Bottled Water’s Volatile Future

Bottled Water’s Volatile Future

Bottled water started as a trend that seemed more like a status symbol than anything else; one of the most brilliantly marketed products in store which quickly grew to be one of the largest and fastest growing categories in the supermarket. Consumers can now buy waters imported from around the world in all shapes and sizes as well as water infused with vitamins, sugars, caffeine, bubbles, herbs and minerals that make this category seem vital to many - but this sentiment is quickly changing. Consumers found out that most brands were little more than municipal tap water that was purified or filtered. And then came the issue of the bottles’ sustainability.
 
Consumers purchase bottled water because of its portability as well as the ability to drink more water throughout the day; but The Lempert Report predicts the switch to reusable bottles filled with at home filtered tap water - with both the environment and saving money in mind - will take a strong hold in the coming months.  On the other hand, there is still a place for flavored or enhanced bottled water, as consumer demand and interest is high; consumers will continue to drink enhanced waters for their “perceived” benefits. 
 
What are retailers to do with the once healthy, trendy lifestyle choice now turned ‘eco-sin’ taking up in most stores one side of a full aisle? The Lempert Report suggests providing customers with a selection of reusable water bottles, but the big opportunity is in home water filtration systems which can retail for up to $1,000 and replacement filters that cost $50-100 every three months. Provide the units, refills AND installation services. 
 
Water, specifically safe drinking water, is often treated as something we feel entitled to and certainly take for granted.

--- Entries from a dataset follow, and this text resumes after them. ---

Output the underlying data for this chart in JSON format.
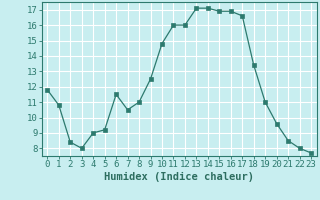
{
  "x": [
    0,
    1,
    2,
    3,
    4,
    5,
    6,
    7,
    8,
    9,
    10,
    11,
    12,
    13,
    14,
    15,
    16,
    17,
    18,
    19,
    20,
    21,
    22,
    23
  ],
  "y": [
    11.8,
    10.8,
    8.4,
    8.0,
    9.0,
    9.2,
    11.5,
    10.5,
    11.0,
    12.5,
    14.8,
    16.0,
    16.0,
    17.1,
    17.1,
    16.9,
    16.9,
    16.6,
    13.4,
    11.0,
    9.6,
    8.5,
    8.0,
    7.7
  ],
  "xlabel": "Humidex (Indice chaleur)",
  "xlim": [
    -0.5,
    23.5
  ],
  "ylim": [
    7.5,
    17.5
  ],
  "yticks": [
    8,
    9,
    10,
    11,
    12,
    13,
    14,
    15,
    16,
    17
  ],
  "xticks": [
    0,
    1,
    2,
    3,
    4,
    5,
    6,
    7,
    8,
    9,
    10,
    11,
    12,
    13,
    14,
    15,
    16,
    17,
    18,
    19,
    20,
    21,
    22,
    23
  ],
  "line_color": "#2d7a6e",
  "marker_color": "#2d7a6e",
  "bg_color": "#c8eef0",
  "grid_color": "#ffffff",
  "axis_color": "#2d7a6e",
  "tick_label_color": "#2d6e60",
  "xlabel_color": "#2d6e60",
  "font_size_tick": 6.5,
  "font_size_xlabel": 7.5
}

According to the latest World Health Organization (WHO) stats, 1.1 billion people do not have access to any source of drinking water, which includes water for cooking and personal hygiene. This as well as the issues of climate change and water shortages that threaten both individuals and large multinational corporations alike are making it to the top of the list as an issue that can no longer be avoided - consumers, governments and our individual consciences can not be pacified for much longer.